Some other dietary patterns. such as vegetarian and low carb diets, can also be effective for weight loss.
Disclaimer: Low and very low carb diets tend to lead to rapid weight loss in the short term. But in the long term, their weight loss results are similar to those of other dietary patterns, such as low fat diets.
Some diets may also be more appropriate for certain people. For example, a low carb diet may help bring down high blood sugar and triglyceride levels in people with metabolic syndrome.
Searching for the best diet for weight loss is like trying to define the best type of hat. Everyone is different, with varying needs, tastes, goals, and health concerns. And trilbies are a terrible idea in both scenarios.
Consider what’s best for you personally when putting together your weight loss eating plan.
Calorie needs are highly individualized
Everyone has different calorie needs. They depend on a whole bunch of factors, including:
- body size
- activity levels
- overall health
If we were all identical, it would be handy for nutritionists but very, very boring for everyone else.
So, randomly following a low calorie diet that you found online may backfire. It might be completely inappropriate for your specific needs.
If you include exercise in your program or simply increase your activity levels, you’ll likely be able to create a calorie deficit by increasing how much energy you use. This means you don’t have to cut as many calories. (Yay!)
TBH, working with a qualified healthcare professional who specializes in nutrition (like a registered dietitian) is the best way to create a diet plan that’s right for you.
They can help you determine your calorie needs and build a healthy, sustainable weight loss plan.
So you don’t technically *need* to exercise for weight loss. But being active is important for SO many other aspects of health. Plus, it’s fun! Physical activity can include gardening or taking your doggo for a walk.

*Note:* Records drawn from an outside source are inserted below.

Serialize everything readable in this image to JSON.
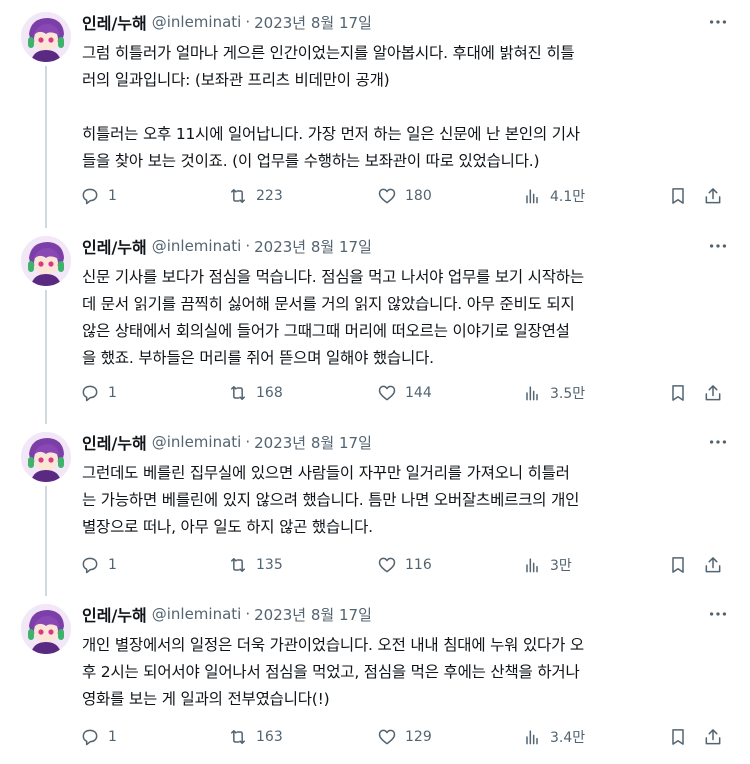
{
  "tweets": [
    {
      "name": "인레/누해",
      "handle": "@inleminati",
      "separator": "·",
      "date": "2023년 8월 17일",
      "lines": [
        "그럼 히틀러가 얼마나 게으른 인간이었는지를 알아봅시다. 후대에 밝혀진 히틀",
        "러의 일과입니다: (보좌관 프리츠 비데만이 공개)",
        "",
        "히틀러는 오후 11시에 일어납니다. 가장 먼저 하는 일은 신문에 난 본인의 기사",
        "들을 찾아 보는 것이죠. (이 업무를 수행하는 보좌관이 따로 있었습니다.)"
      ],
      "replies": "1",
      "retweets": "223",
      "likes": "180",
      "views": "4.1만"
    },
    {
      "name": "인레/누해",
      "handle": "@inleminati",
      "separator": "·",
      "date": "2023년 8월 17일",
      "lines": [
        "신문 기사를 보다가 점심을 먹습니다. 점심을 먹고 나서야 업무를 보기 시작하는",
        "데 문서 읽기를 끔찍히 싫어해 문서를 거의 읽지 않았습니다. 아무 준비도 되지",
        "않은 상태에서 회의실에 들어가 그때그때 머리에 떠오르는 이야기로 일장연설",
        "을 했죠. 부하들은 머리를 쥐어 뜯으며 일해야 했습니다."
      ],
      "replies": "1",
      "retweets": "168",
      "likes": "144",
      "views": "3.5만"
    },
    {
      "name": "인레/누해",
      "handle": "@inleminati",
      "separator": "·",
      "date": "2023년 8월 17일",
      "lines": [
        "그런데도 베를린 집무실에 있으면 사람들이 자꾸만 일거리를 가져오니 히틀러",
        "는 가능하면 베를린에 있지 않으려 했습니다. 틈만 나면 오버잘츠베르크의 개인",
        "별장으로 떠나, 아무 일도 하지 않곤 했습니다."
      ],
      "replies": "1",
      "retweets": "135",
      "likes": "116",
      "views": "3만"
    },
    {
      "name": "인레/누해",
      "handle": "@inleminati",
      "separator": "·",
      "date": "2023년 8월 17일",
      "lines": [
        "개인 별장에서의 일정은 더욱 가관이었습니다. 오전 내내 침대에 누워 있다가 오",
        "후 2시는 되어서야 일어나서 점심을 먹었고, 점심을 먹은 후에는 산책을 하거나",
        "영화를 보는 게 일과의 전부였습니다(!)"
      ],
      "replies": "1",
      "retweets": "163",
      "likes": "129",
      "views": "3.4만"
    }
  ]
}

What’s not to love?
Adding exercise to your routine can help:
- improve blood sugar management
- reduce inflammatory markers
- improve the health of your cells
- boost your mood 🥳
- improve your body image and mental health 🧠
- keep your heart and lungs healthy ❣️ 🌬
- improve your body composition
- enhance insulin sensitivity
- keep your bones healthy 🦴
- reduce chronic disease risk
- improve coordination and balance 🤸🏾♂️
- give you a good buzz overall! 😎
Exercise and physical activity are both super and duper important. Weight loss is just one of the many benefits that come with bumping up the amount of physical activity you do.
But balance is always key. Just as too little exercise can negatively affect your health, too much exercise can also be harmful.
If you’re not very active but want to start adding some joyful movement to your day, start by going for a walk. Walking is mega underrated and safe for exercise newbies.
When you’re choosing a new activity or workout, make it something you actually enjoy and can see yourself doing for the foreseeable future. Even if that means just going for a daily walk in the afternoons and stretching at night.
Moving that bod is what’s most important.
Sure, you can lose weight through diet alone. But combining a healthy dietary pattern with exercise is usually more effective for burning fat and maintaining muscle mass.
The most important factors when creating a diet or workout plan are safety, flexibility, and sustainability. Your diet should fuel your body with enough calories and nutrients to support peak health.
And your exercise routine should be hella fun and make you feel good about yourself.